There were very good comments in both Discussion threads this week.

Staffing:

As some of you perceived, you need more than two resources and you did not have enough information to pick the two most important with certainty.  This is “unfair” just like the constraints of staffing a real project.

Here are your votes:

 

1st 
2nd
total
SAP Expert
4
4
Database Software Expert
0
Major Consulting Firm
0
Project Management expert
0
Industry Expert
0
Quality Assurance Expert
4
4
Hardware Expert
0

 

Here is my opinion:

You have to have Project Management skills and someone has to have Project Management authority or the project will fail. The Project Manager I specified for the discussion would probably do well on this project as long as the industry expertise comes from some other source.  Past students have assumed that the Industry Expert must have project management skills and this MIGHT be the case.  I did not give you enough information to determine if any of the other players had the skills necessary to successfully run the project. 

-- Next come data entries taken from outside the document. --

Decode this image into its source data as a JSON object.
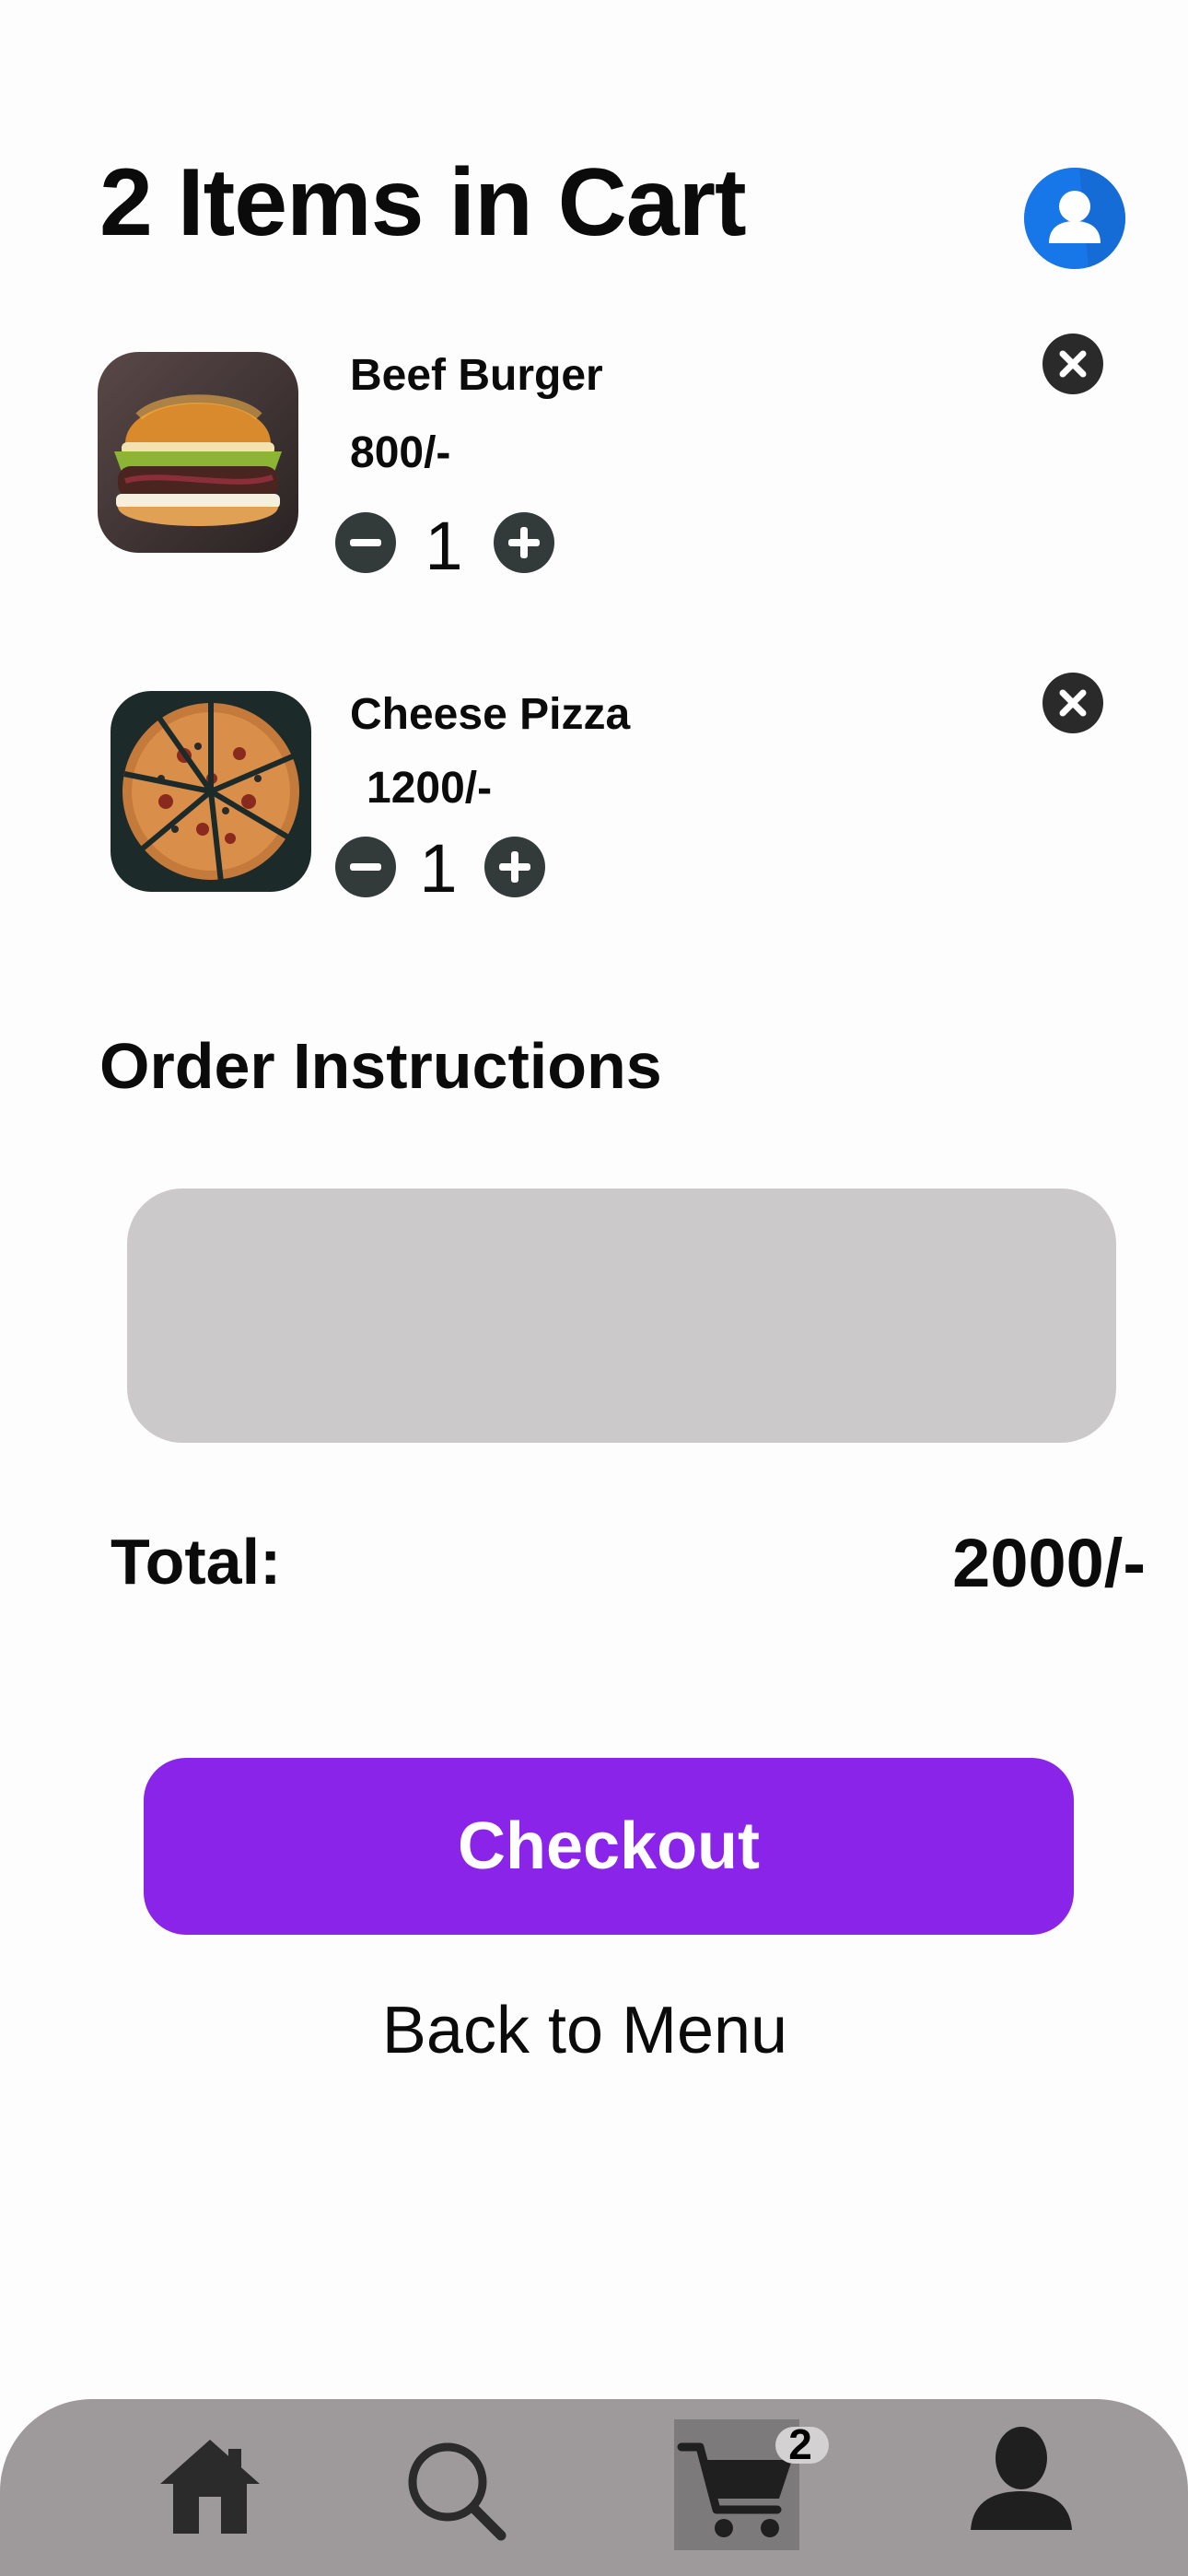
{
  "header": {
    "title": "2 Items in Cart",
    "avatar_icon": "user-avatar-icon"
  },
  "cart": {
    "items": [
      {
        "name": "Beef Burger",
        "price": "800/-",
        "quantity": "1",
        "image": "burger-photo"
      },
      {
        "name": "Cheese Pizza",
        "price": "1200/-",
        "quantity": "1",
        "image": "pizza-photo"
      }
    ]
  },
  "instructions": {
    "title": "Order Instructions",
    "value": "",
    "placeholder": ""
  },
  "summary": {
    "total_label": "Total:",
    "total_value": "2000/-"
  },
  "actions": {
    "checkout_label": "Checkout",
    "back_label": "Back to Menu"
  },
  "bottom_nav": {
    "items": [
      {
        "icon": "home-icon",
        "active": false
      },
      {
        "icon": "search-icon",
        "active": false
      },
      {
        "icon": "cart-icon",
        "active": true
      },
      {
        "icon": "profile-icon",
        "active": false
      }
    ],
    "cart_badge": "2"
  },
  "colors": {
    "accent": "#8a24e8",
    "avatar_blue": "#1877e8",
    "nav_bg": "#9e9a9b",
    "input_bg": "#cbc9ca",
    "stepper": "#333a3a"
  }
}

You definitely need someone on the team that understands the SAP software well. The SAP expert that I “gave” you would meet this requirement.  Given the number of times the Project Manager has run SAP projects, this person might be a close second in SAP expertise.  Again, there is not enough information to know.

Almost half of students is prior years selected the Major Consulting firm .  If you get the wrong people from the consulting firm on your project or the consulting firm does not deliver the promised expertise, you have a big problem.  On the other hand, if the consulting firm delivers the right people then you will have all the skills you need. It is up to you as a manager to make sure you consulting team has all the skills that were listed in this Discussion or that you can apply these skills from your in-house staff.

You will need database expertise in the DBMS that you are using.  SAP has thousands of database tables and configuring the DBMS and hardware configuration requires strong skills. You will also need hardware selection and configuration skills. You might get these skills from your hardware vendor or from SAP or from a consultant. The database, hardware and software skills are critical.  You may have already seen this in the Week 3 lecture.

Consultant presentation:

Consultants usually present their best experiences and this requires a good client. For the success that we saw in the presentation, the client must have been organized to make rapid decisions on the configuration of business processes.  This would have required the time and commitment of the top management at the client.  The client must also have staffed the project with the right people. (No consultant can deliver success like this without the client “doing it right”.

For an implementation project to be finished within nine months, the scope has to be set correctly. The areas of the business and the software components used have to selected and controlled carefully.  As you mentioned in the first presentation, it is possible that the overall implementation takes years but that each individual project is scoped to take a “short” period of time.

My experience is that for a project to succeed, someone must “own” it. That “owner” should either be on the project full time or someone who reports to the “owner” should be on the project full time. It is possible to bring people onto the project just when they are needed.  However, you still need an individual to own the outcome.